The Debate: Implementing the Combined Code

The Debate: Implementing the Combined Code

Audit committees face a steep learning curve this year, says Sir Bryan Nicholson, and members with recent and relevant experience are the key, says Tim Copnell.

There is a tough task ahead

By Sir Bryan Nicholson

The combined code provisions on audit committees, together with the related guidance produced by Sir Robert Smith, are a central part of the new combined code, providing a focus for the independent scrutiny of these issues.

Over the coming year, listed companies must implement the new code for the first time. After much discussion and consultation, the time for action has arrived.

Education, discussion and the sharing of best practice will no doubt continue, and rightly so. We cannot expect changes of this significance to fall neatly into place from day one: audit committees will learn by their own experience and by that of others. That said, it is vital that audit committees make a serious effort to carry out their enhanced functions to the full in the year ahead. This will be a considerable task, falling in many cases to just three part-time non-executives, and weighing particularly heavily on the committee chairman.

I therefore take very seriously the code provisions that board committees should be given the resources to do their jobs and that directors should have access to the advice and services of the company secretary, as well as to independent professional advice.

I also attach great importance to the transparency provisions relating to audit committees. Full reporting back to shareholders on how the committee has discharged its duties is essential if shareholders are to be able to hold the board and the committee to account.

As to the committees’ tasks, monitoring the integrity of the companies’ financial statements and control systems come near to the top of the list.

But if I had to pick any function, I believe that the monitoring and reinforcement of the external auditors’ independence is at the heart of it.

This is no easy task. Often the arguments for retaining the existing auditor will seem clear and tangible, while the arguments for a change may appear speculative and uncertain. The same goes for auditor provision of non-audit services. Audit committees will need to weigh the issues carefully, but also to be tough when necessary.

  • Sir Bryan Nicholson is chairman of the Financial Reporting Council

Knowledge is the vital attribute
By Tim Copnell

In an age of ‘smoke and mirrors’, where both financial transactions and accounting standards are becoming increasingly elaborate, it is no longer possible for audit committee members to operate effectively with only a passing knowledge of finance.
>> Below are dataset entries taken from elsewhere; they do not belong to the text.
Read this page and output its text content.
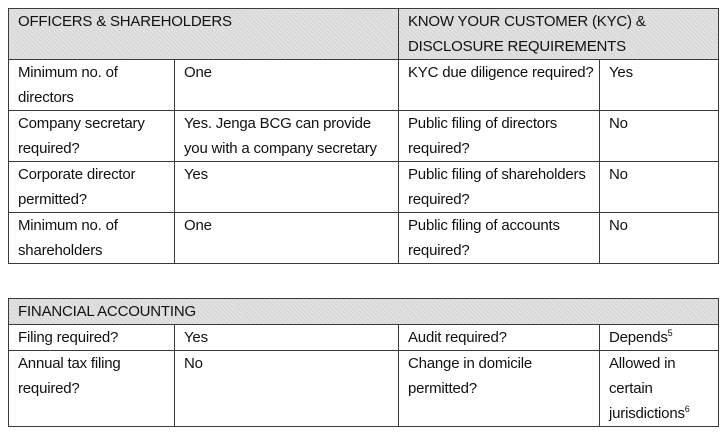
OFFICERS & SHAREHOLDERS		KNOW YOUR CUSTOMER (KYC) & DISCLOSURE REQUIREMENTS	
Minimum no. of directors	One	KYC due diligence required?	Yes
Company secretary required?	Yes. Jenga BCG can provide you with a company secretary	Public filing of directors required?	No
Corporate director permitted?	Yes	Public filing of shareholders required?	No
Minimum no. of shareholders	One	Public filing of accounts required?	No
FINANCIAL ACCOUNTING			
Filing required?	Yes	Audit required?	Depends$^5$
Annual tax filing required?	No	Change in domicile permitted?	Allowed in certain jurisdictions$^6$
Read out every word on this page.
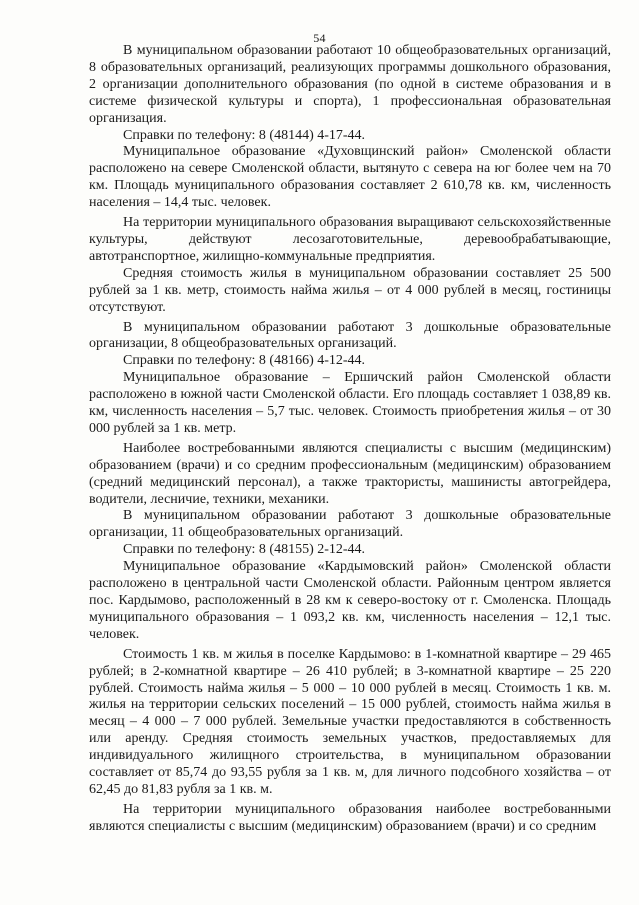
54

В муниципальном образовании работают 10 общеобразовательных организаций, 8 образовательных организаций, реализующих программы дошкольного образования, 2 организации дополнительного образования (по одной в системе образования и в системе физической культуры и спорта), 1 профессиональная образовательная организация.

Справки по телефону: 8 (48144) 4-17-44.

Муниципальное образование «Духовщинский район» Смоленской области расположено на севере Смоленской области, вытянуто с севера на юг более чем на 70 км. Площадь муниципального образования составляет 2 610,78 кв. км, численность населения – 14,4 тыс. человек.

На территории муниципального образования выращивают сельскохозяйственные культуры, действуют лесозаготовительные, деревообрабатывающие, автотранспортное, жилищно-коммунальные предприятия.

Средняя стоимость жилья в муниципальном образовании составляет 25 500 рублей за 1 кв. метр, стоимость найма жилья – от 4 000 рублей в месяц, гостиницы отсутствуют.

В муниципальном образовании работают 3 дошкольные образовательные организации, 8 общеобразовательных организаций.

Справки по телефону: 8 (48166) 4-12-44.

Муниципальное образование – Ершичский район Смоленской области расположено в южной части Смоленской области. Его площадь составляет 1 038,89 кв. км, численность населения – 5,7 тыс. человек. Стоимость приобретения жилья – от 30 000 рублей за 1 кв. метр.

Наиболее востребованными являются специалисты с высшим (медицинским) образованием (врачи) и со средним профессиональным (медицинским) образованием (средний медицинский персонал), а также трактористы, машинисты автогрейдера, водители, лесничие, техники, механики.

В муниципальном образовании работают 3 дошкольные образовательные организации, 11 общеобразовательных организаций.

Справки по телефону: 8 (48155) 2-12-44.

Муниципальное образование «Кардымовский район» Смоленской области расположено в центральной части Смоленской области. Районным центром является пос. Кардымово, расположенный в 28 км к северо-востоку от г. Смоленска. Площадь муниципального образования – 1 093,2 кв. км, численность населения – 12,1 тыс. человек.

Стоимость 1 кв. м жилья в поселке Кардымово: в 1-комнатной квартире – 29 465 рублей; в 2-комнатной квартире – 26 410 рублей; в 3-комнатной квартире – 25 220 рублей. Стоимость найма жилья – 5 000 – 10 000 рублей в месяц. Стоимость 1 кв. м. жилья на территории сельских поселений – 15 000 рублей, стоимость найма жилья в месяц – 4 000 – 7 000 рублей. Земельные участки предоставляются в собственность или аренду. Средняя стоимость земельных участков, предоставляемых для индивидуального жилищного строительства, в муниципальном образовании составляет от 85,74 до 93,55 рубля за 1 кв. м, для личного подсобного хозяйства – от 62,45 до 81,83 рубля за 1 кв. м.

На территории муниципального образования наиболее востребованными являются специалисты с высшим (медицинским) образованием (врачи) и со средним
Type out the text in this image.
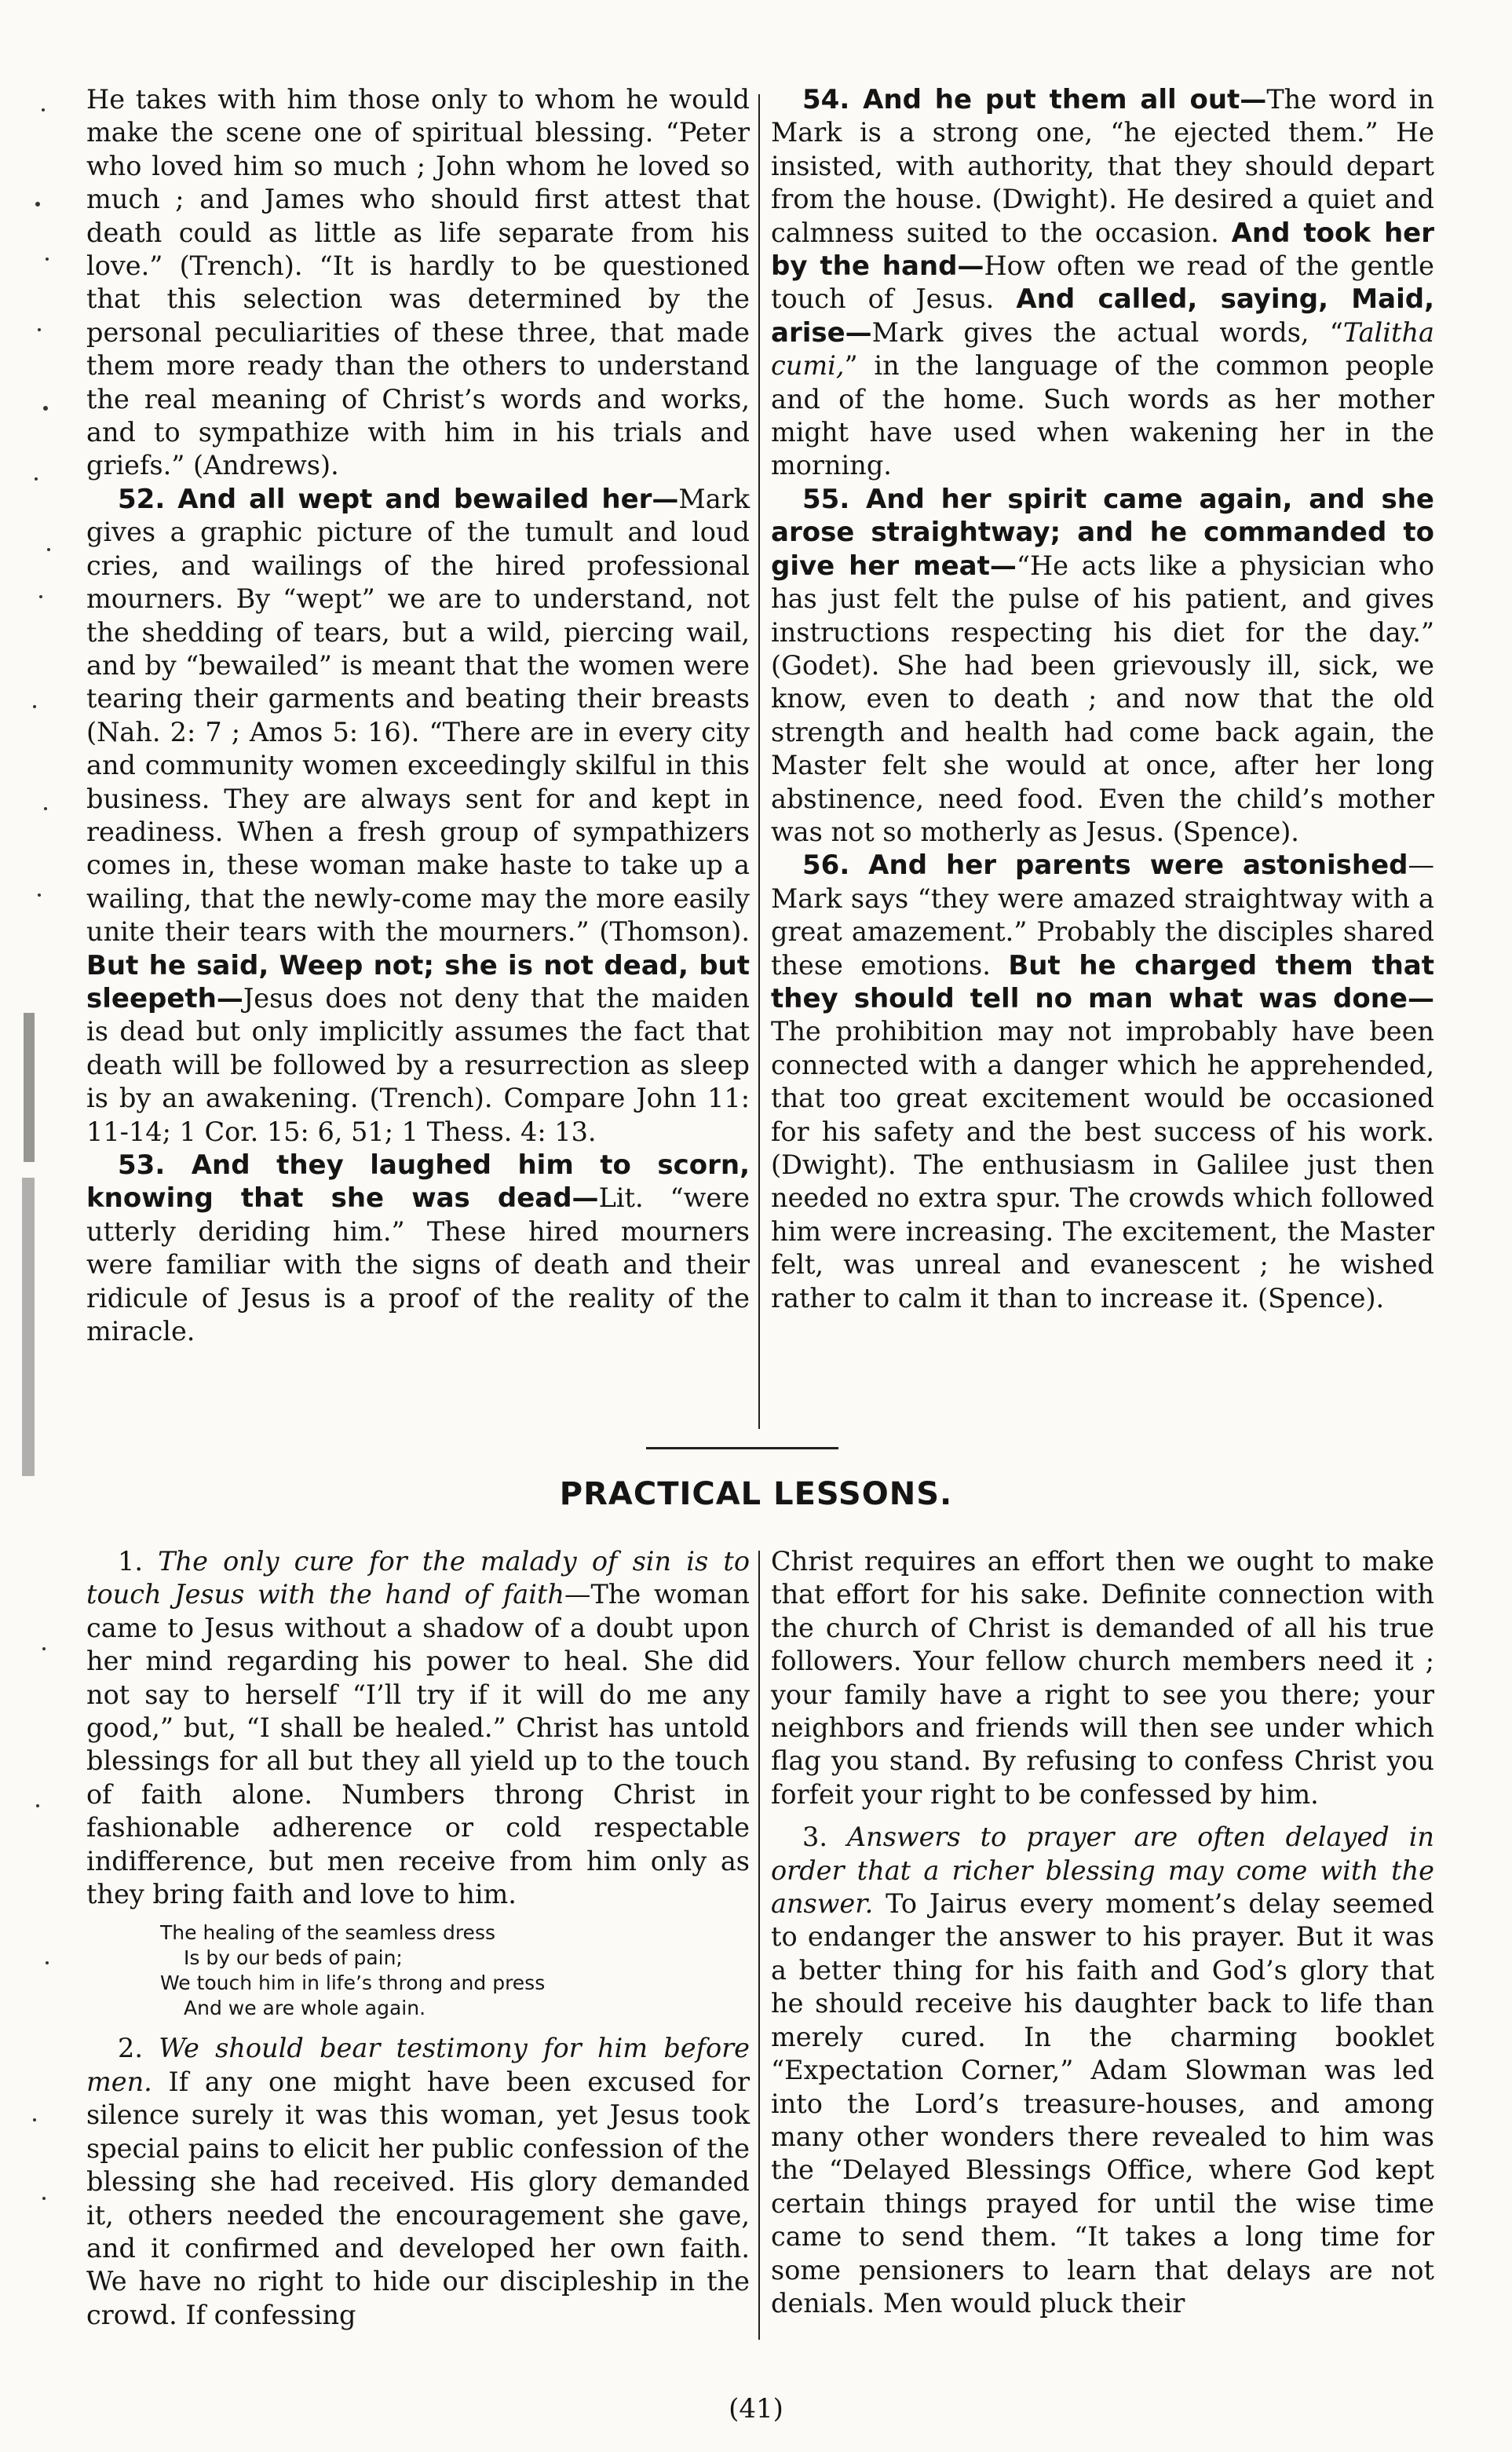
He takes with him those only to whom he would make the scene one of spiritual blessing. “Peter who loved him so much ; John whom he loved so much ; and James who should first attest that death could as little as life separate from his love.” (Trench). “It is hardly to be questioned that this selection was determined by the personal peculiarities of these three, that made them more ready than the others to understand the real meaning of Christ’s words and works, and to sympathize with him in his trials and griefs.” (Andrews).

52. And all wept and bewailed her—Mark gives a graphic picture of the tumult and loud cries, and wailings of the hired professional mourners. By “wept” we are to understand, not the shedding of tears, but a wild, piercing wail, and by “bewailed” is meant that the women were tearing their garments and beating their breasts (Nah. 2: 7 ; Amos 5: 16). “There are in every city and community women exceedingly skilful in this business. They are always sent for and kept in readiness. When a fresh group of sympathizers comes in, these woman make haste to take up a wailing, that the newly-come may the more easily unite their tears with the mourners.” (Thomson). But he said, Weep not; she is not dead, but sleepeth—Jesus does not deny that the maiden is dead but only implicitly assumes the fact that death will be followed by a resurrection as sleep is by an awakening. (Trench). Compare John 11: 11-14; 1 Cor. 15: 6, 51; 1 Thess. 4: 13.

53. And they laughed him to scorn, knowing that she was dead—Lit. “were utterly deriding him.” These hired mourners were familiar with the signs of death and their ridicule of Jesus is a proof of the reality of the miracle.

54. And he put them all out—The word in Mark is a strong one, “he ejected them.” He insisted, with authority, that they should depart from the house. (Dwight). He desired a quiet and calmness suited to the occasion. And took her by the hand—How often we read of the gentle touch of Jesus. And called, saying, Maid, arise—Mark gives the actual words, “Talitha cumi,” in the language of the common people and of the home. Such words as her mother might have used when wakening her in the morning.

55. And her spirit came again, and she arose straightway; and he commanded to give her meat—“He acts like a physician who has just felt the pulse of his patient, and gives instructions respecting his diet for the day.” (Godet). She had been grievously ill, sick, we know, even to death ; and now that the old strength and health had come back again, the Master felt she would at once, after her long abstinence, need food. Even the child’s mother was not so motherly as Jesus. (Spence).

56. And her parents were astonished—Mark says “they were amazed straightway with a great amazement.” Probably the disciples shared these emotions. But he charged them that they should tell no man what was done—The prohibition may not improbably have been connected with a danger which he apprehended, that too great excitement would be occasioned for his safety and the best success of his work. (Dwight). The enthusiasm in Galilee just then needed no extra spur. The crowds which followed him were increasing. The excitement, the Master felt, was unreal and evanescent ; he wished rather to calm it than to increase it. (Spence).

PRACTICAL LESSONS.

1. The only cure for the malady of sin is to touch Jesus with the hand of faith—The woman came to Jesus without a shadow of a doubt upon her mind regarding his power to heal. She did not say to herself “I’ll try if it will do me any good,” but, “I shall be healed.” Christ has untold blessings for all but they all yield up to the touch of faith alone. Numbers throng Christ in fashionable adherence or cold respectable indifference, but men receive from him only as they bring faith and love to him.

The healing of the seamless dress
Is by our beds of pain;
We touch him in life’s throng and press
And we are whole again.

2. We should bear testimony for him before men. If any one might have been excused for silence surely it was this woman, yet Jesus took special pains to elicit her public confession of the blessing she had received. His glory demanded it, others needed the encouragement she gave, and it confirmed and developed her own faith. We have no right to hide our discipleship in the crowd. If confessing

Christ requires an effort then we ought to make that effort for his sake. Definite connection with the church of Christ is demanded of all his true followers. Your fellow church members need it ; your family have a right to see you there; your neighbors and friends will then see under which flag you stand. By refusing to confess Christ you forfeit your right to be confessed by him.

3. Answers to prayer are often delayed in order that a richer blessing may come with the answer. To Jairus every moment’s delay seemed to endanger the answer to his prayer. But it was a better thing for his faith and God’s glory that he should receive his daughter back to life than merely cured. In the charming booklet “Expectation Corner,” Adam Slowman was led into the Lord’s treasure-houses, and among many other wonders there revealed to him was the “Delayed Blessings Office, where God kept certain things prayed for until the wise time came to send them. “It takes a long time for some pensioners to learn that delays are not denials. Men would pluck their

(41)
Under the revisions to the combined code, audit committee members would normally be expected to have experience of financial matters, and at least one member should have recent and relevant financial experience.

This goes beyond a basic familiarity with financial statements and broadly means the ability to understand the rules and, more importantly, the principles that underpin the preparation of financial statements.

Each board should determine the definition of, and criteria for, recent and relevant experience. It would ordinarily comprise past employment, a qualification in finance or accounting or a related service.

All members should have experience pertinent to the business and at least one will have experience of the company’s industry. A committee’s effectiveness is certainly enhanced by, or dependent upon, the members’ experience, knowledge and competence in business, financial reporting, internal controls and auditing.

Periodic briefings, reports and presentations by management, external auditors and internal auditors for committee members should cover operational and financial issues specific to the company and the industry, and updates on new standards.

Companies should offer, and committees should insist on, the kind of training that will enhance their financial literacy. Audit committee members must be in a position to challenge management and draw sufficient attention to dubious practices.

In discharging its oversight responsibilities, the committee should be supplied with an overview of the risks, policies, procedures and controls.

Members cannot be expected to provide protection for shareholders unless they are independent of mind, diligent, knowledgeable and in possession of relevant and reliable information.

  • Tim Copnell is director of the KPMG-sponsored Audit Committee Institute.